Trichotillomanie: Hierbei handelt es sich um eine psychische Erkrankung, bei der Betroffene aus Stress oder Angstreaktionen heraus beginnen, sich selbst die Haare auszureißen. Starker Stress kann Trichotillomanie verschlimmern.

Dass jeden Tag bis zu 100 Haare ausfallen, ist völlig normal. Ist es über einen längeren Zeitraum deutlich mehr, spricht man von Haarausfall. Die Auslöser sind vielfältige körperliche und psychische Erkrankungen. Tatsächlich kann auch ein stark erhöhter Stresspegel zu Haarausfall führen. Stress als Ursache des Haarausfalls zu erkennen, ist nicht immer einfach. Meist führt Stress zu diffusem Haarausfall. Das bedeutet, das Haar wird insgesamt ausgedünnt. Gelegentlich können auch einzelne Stellen der Kopfhaut verstärkt betroffen sein. Liegen zusätzlich andere Ursachen dem diffusen Haarverlust zugrunde, wie Eisenmangel, Hormonschwankungen (beides vor allem bei Frauen häufig) oder Infektionen, kann Stress agravierend wirken.

Über den Verlauf des diffusen Haarausfalls bei Stress lässt sich keine generelle Aussage treffen. Wird die Ursache beseitigt, kann sich das Haar erholen und wächst in der Regel innerhalb eines halben Jahres wieder nach. Bei fortbestehendem Stress kann der Haarverlust fortschreiten und das Haar zunehmend ausdünnen. Eine komplette Glatze entsteht in der Regel nicht.

Bei vielen Erkrankungen hängen Körper und Psyche eng zusammen. So kann auch Stress zu körperlichen Symptomen wie Haarausfall führen. Man geht jedoch davon aus, dass eine Beeinflussung des Immunsystems und verschiedener Hormone eine Rolle spielen. Das sind Botenstoffe, die für die Kommunikation zwischen verschiedenen Zellen verantwortlich sind. Der Auslöser kann bei Jedem unterschiedlich sein. Viel Stress zuhause, chronischer Stress auf der Arbeit, ein belastendes Lebensereignis wie eine Scheidung oder der Tod eines Angehörigen sind mögliche Gründe. Auch Erfahrungen von körperlicher oder seelischer Gewalt können für Haarausfall sorgen.

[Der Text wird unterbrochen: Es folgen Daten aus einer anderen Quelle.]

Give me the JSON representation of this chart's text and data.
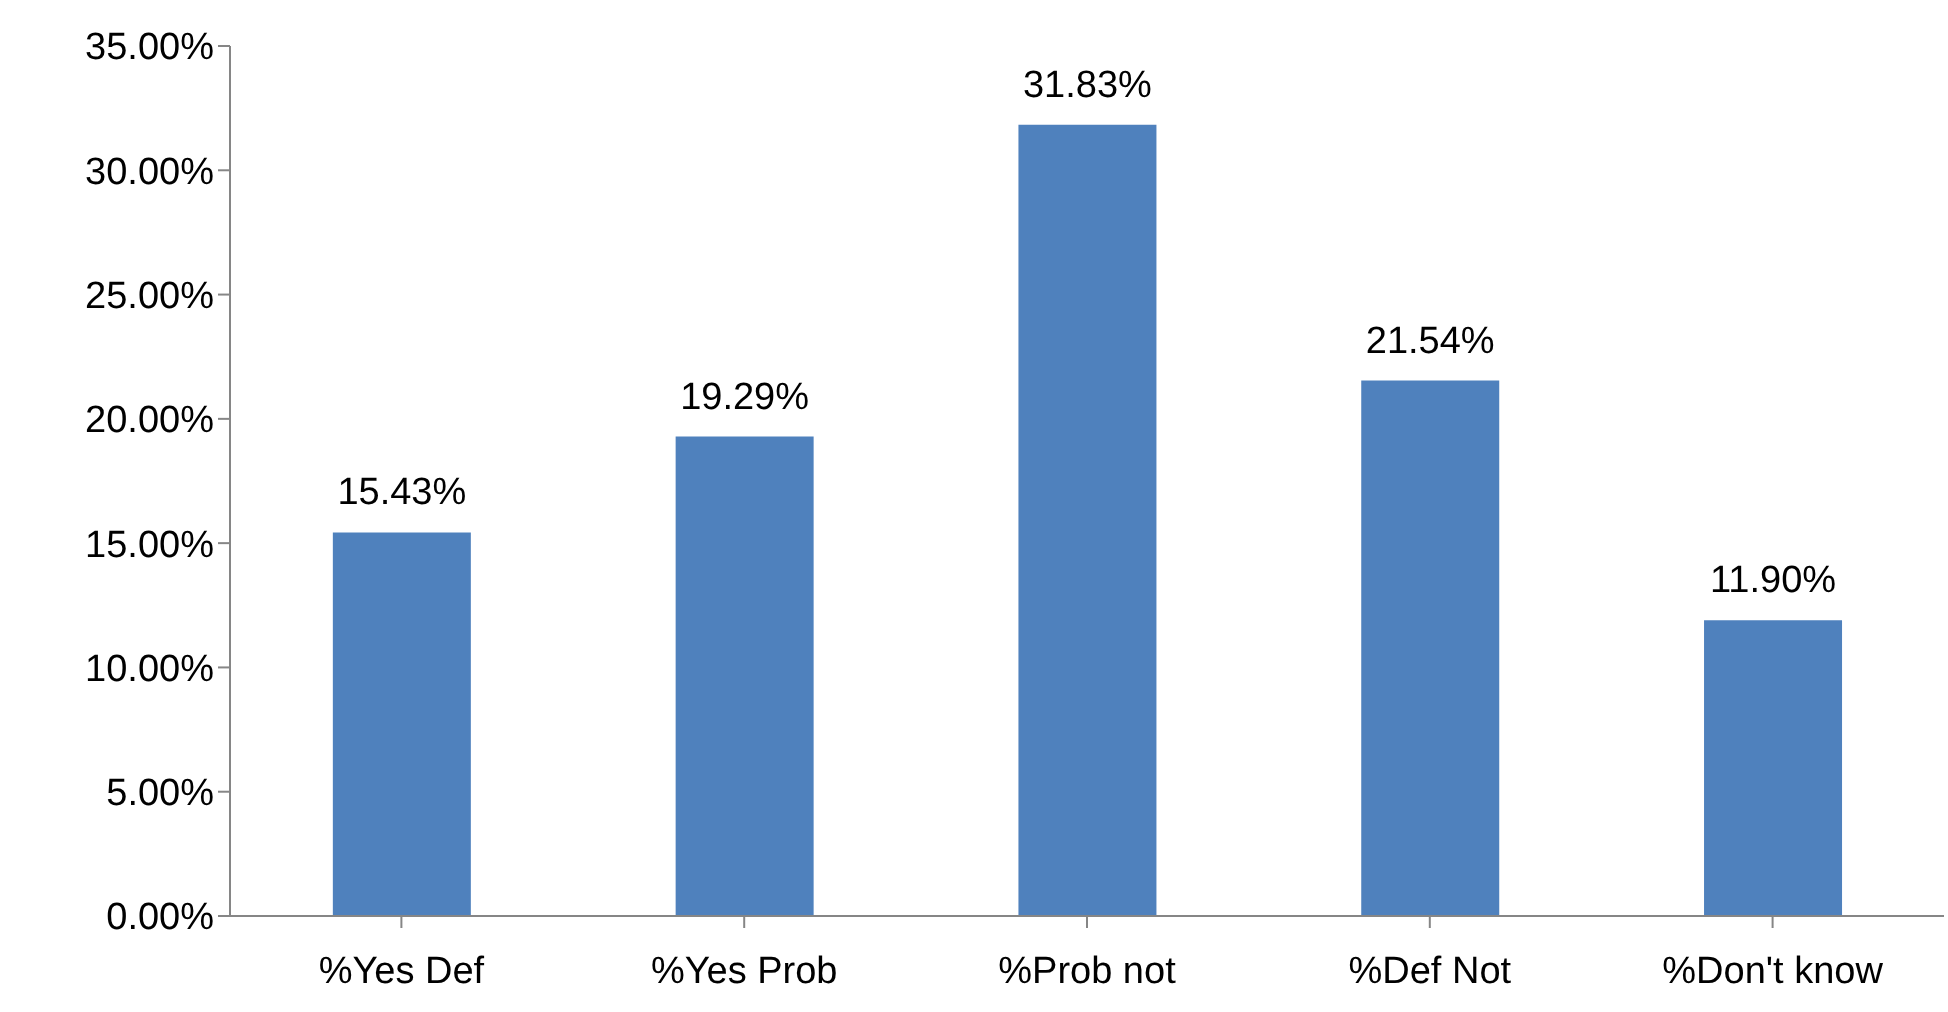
{
  "chart_data": {
    "type": "bar",
    "categories": [
      "%Yes Def",
      "%Yes Prob",
      "%Prob not",
      "%Def Not",
      "%Don't know"
    ],
    "values": [
      15.43,
      19.29,
      31.83,
      21.54,
      11.9
    ],
    "value_labels": [
      "15.43%",
      "19.29%",
      "31.83%",
      "21.54%",
      "11.90%"
    ],
    "color": "#4f81bd",
    "ylim": [
      0,
      35
    ],
    "yticks": [
      {
        "value": 0,
        "label": "0.00%"
      },
      {
        "value": 5,
        "label": "5.00%"
      },
      {
        "value": 10,
        "label": "10.00%"
      },
      {
        "value": 15,
        "label": "15.00%"
      },
      {
        "value": 20,
        "label": "20.00%"
      },
      {
        "value": 25,
        "label": "25.00%"
      },
      {
        "value": 30,
        "label": "30.00%"
      },
      {
        "value": 35,
        "label": "35.00%"
      }
    ],
    "grid": false,
    "legend": false
  }
}
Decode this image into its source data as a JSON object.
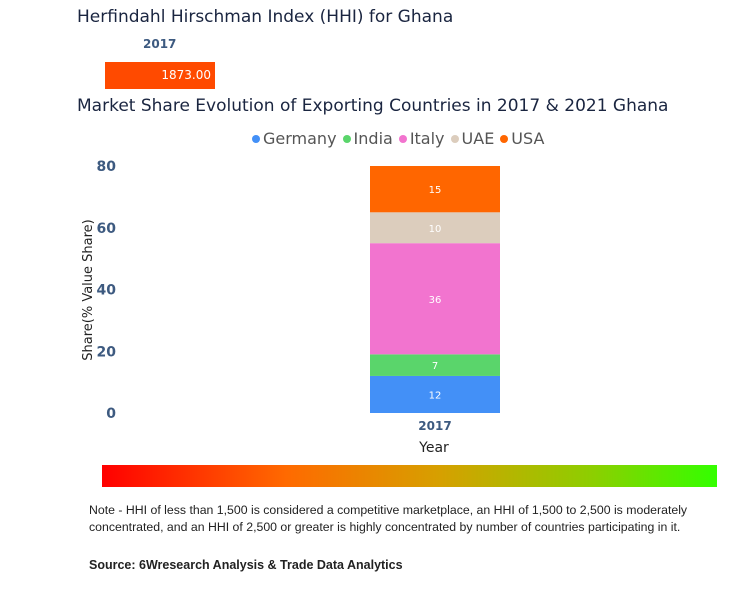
{
  "hhi": {
    "title": "Herfindahl Hirschman Index (HHI) for Ghana",
    "year": "2017",
    "value": "1873.00",
    "color": "#ff4a00"
  },
  "chart_data": {
    "type": "bar",
    "stacked": true,
    "title": "Market Share Evolution of Exporting Countries in 2017 & 2021 Ghana",
    "categories": [
      "2017"
    ],
    "series": [
      {
        "name": "Germany",
        "values": [
          12
        ],
        "color": "#4390f7"
      },
      {
        "name": "India",
        "values": [
          7
        ],
        "color": "#5ad56b"
      },
      {
        "name": "Italy",
        "values": [
          36
        ],
        "color": "#f274cf"
      },
      {
        "name": "UAE",
        "values": [
          10
        ],
        "color": "#dccdbd"
      },
      {
        "name": "USA",
        "values": [
          15
        ],
        "color": "#ff6600"
      }
    ],
    "xlabel": "Year",
    "ylabel": "Share(% Value Share)",
    "ylim": [
      0,
      80
    ],
    "yticks": [
      "0",
      "20",
      "40",
      "60",
      "80"
    ],
    "legend": "top-center",
    "grid": false
  },
  "note": "Note - HHI of less than 1,500 is considered a competitive marketplace, an HHI of 1,500 to 2,500 is moderately concentrated, and an HHI of 2,500 or greater is highly concentrated by number of countries participating in it.",
  "source": "Source: 6Wresearch Analysis & Trade Data Analytics"
}
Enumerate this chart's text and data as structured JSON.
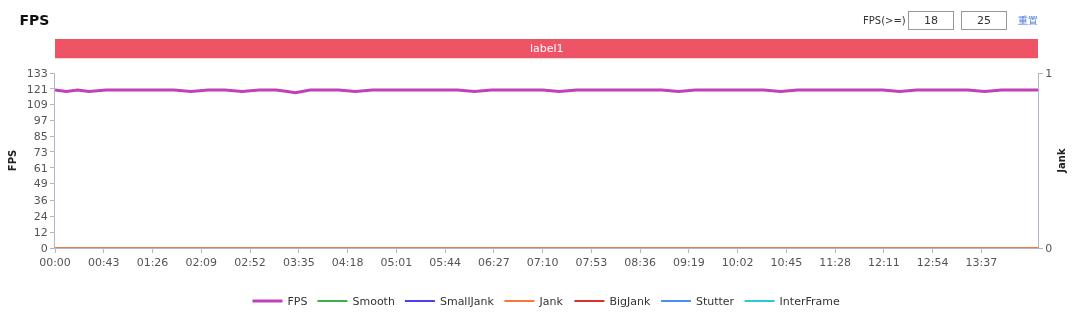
{
  "chart_data": {
    "type": "line",
    "title": "FPS",
    "ylabel": "FPS",
    "y2label": "Jank",
    "annotations": [
      "FPS(>=)",
      "18",
      "25",
      "重置"
    ],
    "bands": [
      {
        "axis": "x",
        "from": 0,
        "to": 867,
        "label": "label1"
      }
    ],
    "xlim": [
      0,
      867
    ],
    "xticks": [
      {
        "value": 0,
        "label": "00:00"
      },
      {
        "value": 43,
        "label": "00:43"
      },
      {
        "value": 86,
        "label": "01:26"
      },
      {
        "value": 129,
        "label": "02:09"
      },
      {
        "value": 172,
        "label": "02:52"
      },
      {
        "value": 215,
        "label": "03:35"
      },
      {
        "value": 258,
        "label": "04:18"
      },
      {
        "value": 301,
        "label": "05:01"
      },
      {
        "value": 344,
        "label": "05:44"
      },
      {
        "value": 387,
        "label": "06:27"
      },
      {
        "value": 430,
        "label": "07:10"
      },
      {
        "value": 473,
        "label": "07:53"
      },
      {
        "value": 516,
        "label": "08:36"
      },
      {
        "value": 559,
        "label": "09:19"
      },
      {
        "value": 602,
        "label": "10:02"
      },
      {
        "value": 645,
        "label": "10:45"
      },
      {
        "value": 688,
        "label": "11:28"
      },
      {
        "value": 731,
        "label": "12:11"
      },
      {
        "value": 774,
        "label": "12:54"
      },
      {
        "value": 817,
        "label": "13:37"
      }
    ],
    "ylim": [
      0,
      133
    ],
    "yticks": [
      0,
      12,
      24,
      36,
      49,
      61,
      73,
      85,
      97,
      109,
      121,
      133
    ],
    "y2lim": [
      0,
      1
    ],
    "y2ticks": [
      0,
      1
    ],
    "legend": "bottom",
    "marker": "none",
    "line_style": "solid",
    "series": [
      {
        "name": "FPS",
        "color": "#c23fb8",
        "x": [
          0,
          10,
          20,
          30,
          45,
          60,
          75,
          90,
          105,
          120,
          135,
          150,
          165,
          180,
          195,
          205,
          212,
          218,
          225,
          235,
          250,
          265,
          280,
          295,
          310,
          325,
          340,
          355,
          370,
          385,
          400,
          415,
          430,
          445,
          460,
          475,
          490,
          505,
          520,
          535,
          550,
          565,
          580,
          595,
          610,
          625,
          640,
          655,
          670,
          685,
          700,
          715,
          730,
          745,
          760,
          775,
          790,
          805,
          820,
          835,
          850,
          867
        ],
        "values": [
          120,
          119,
          120,
          119,
          120,
          120,
          120,
          120,
          120,
          119,
          120,
          120,
          119,
          120,
          120,
          119,
          118,
          119,
          120,
          120,
          120,
          119,
          120,
          120,
          120,
          120,
          120,
          120,
          119,
          120,
          120,
          120,
          120,
          119,
          120,
          120,
          120,
          120,
          120,
          120,
          119,
          120,
          120,
          120,
          120,
          120,
          119,
          120,
          120,
          120,
          120,
          120,
          120,
          119,
          120,
          120,
          120,
          120,
          119,
          120,
          120,
          120
        ]
      },
      {
        "name": "Smooth",
        "color": "#3cb04d",
        "axis": "y2"
      },
      {
        "name": "SmallJank",
        "color": "#4b3ff0",
        "axis": "y2"
      },
      {
        "name": "Jank",
        "color": "#f5793a",
        "axis": "y2",
        "x": [
          0,
          867
        ],
        "values": [
          0,
          0
        ]
      },
      {
        "name": "BigJank",
        "color": "#d9322d",
        "axis": "y2"
      },
      {
        "name": "Stutter",
        "color": "#4a90f0",
        "axis": "y2"
      },
      {
        "name": "InterFrame",
        "color": "#2ec7d6",
        "axis": "y2"
      }
    ]
  }
}
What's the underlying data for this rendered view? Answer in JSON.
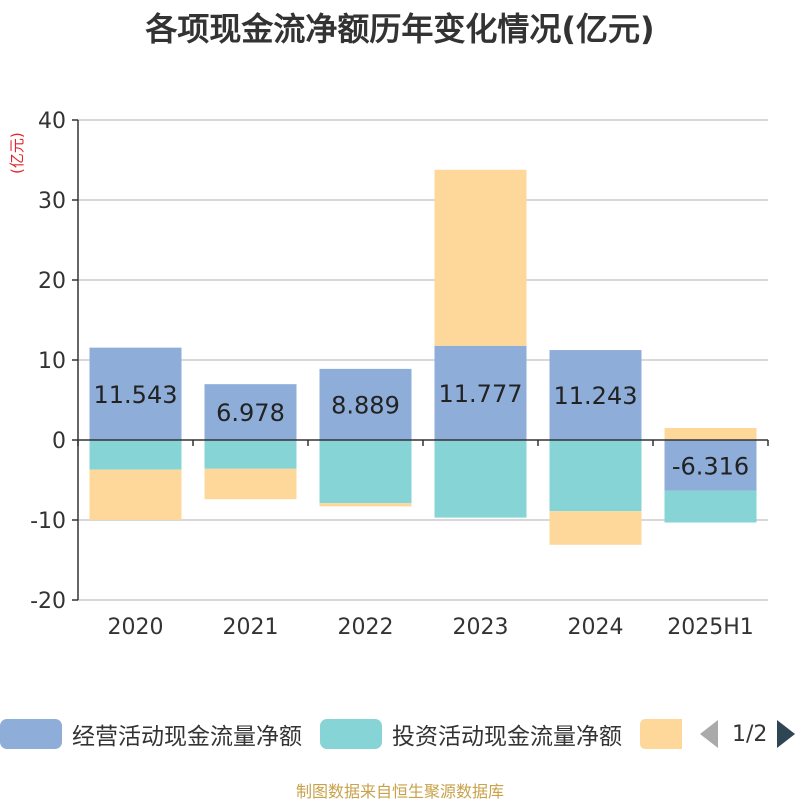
{
  "title": "各项现金流净额历年变化情况(亿元)",
  "unit_label": "(亿元)",
  "source": "制图数据来自恒生聚源数据库",
  "pager": {
    "text": "1/2"
  },
  "colors": {
    "operating": "#8eadd9",
    "investing": "#86d4d6",
    "financing": "#fdd89a",
    "grid": "#cccccc",
    "axis": "#333333",
    "title": "#333333",
    "unit": "#e0262c",
    "source": "#c8a24a"
  },
  "chart_data": {
    "type": "bar",
    "stacked": true,
    "categories": [
      "2020",
      "2021",
      "2022",
      "2023",
      "2024",
      "2025H1"
    ],
    "ylim": [
      -20,
      40
    ],
    "yticks": [
      -20,
      -10,
      0,
      10,
      20,
      30,
      40
    ],
    "grid": true,
    "legend_position": "bottom",
    "series": [
      {
        "name": "经营活动现金流量净额",
        "color_key": "operating",
        "values": [
          11.543,
          6.978,
          8.889,
          11.777,
          11.243,
          -6.316
        ],
        "labels": true
      },
      {
        "name": "投资活动现金流量净额",
        "color_key": "investing",
        "values": [
          -3.7,
          -3.6,
          -7.9,
          -9.7,
          -8.9,
          -4.0
        ],
        "labels": false
      },
      {
        "name": "",
        "color_key": "financing",
        "values": [
          -6.3,
          -3.8,
          -0.4,
          22.0,
          -4.2,
          1.5
        ],
        "labels": false
      }
    ],
    "data_labels": [
      "11.543",
      "6.978",
      "8.889",
      "11.777",
      "11.243",
      "-6.316"
    ]
  }
}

Manchmal kommt es zu einem Teufelskreis: Der stressbedingte Haarausfall führt erneut zu Stress, was wiederum noch mehr Haare ausfallen lässt. Zudem begünstigt Stress weitere Verhaltensweisen, die Haarausfall zur Folge haben kann. Man achtet weniger auf seine Ernährung. Für eine sorgfältige Haarpflege ist weniger Zeit, schon gar nicht für eine Kopfhautmassage oder das Auftragen eines hochwertigen Öls. Damit der Haarausfall nicht immer weiter verstärkt wird, muss dieser Kreislauf durchbrochen werden. Wer Stress nicht ganz vermeiden kann, sollte zumindest an seinem Umgang mit stressigen Situationen arbeiten.

Nur wer sich zwischendurch Pausen gönnt, für Entspannung sorgt und Körper und Geist mal runterfährt, hat eine Chance, den Haarausfall zu stoppen. Um das Haarwachstum wieder zu fördern, können bio-regenerative Methoden zusätzlich helfen.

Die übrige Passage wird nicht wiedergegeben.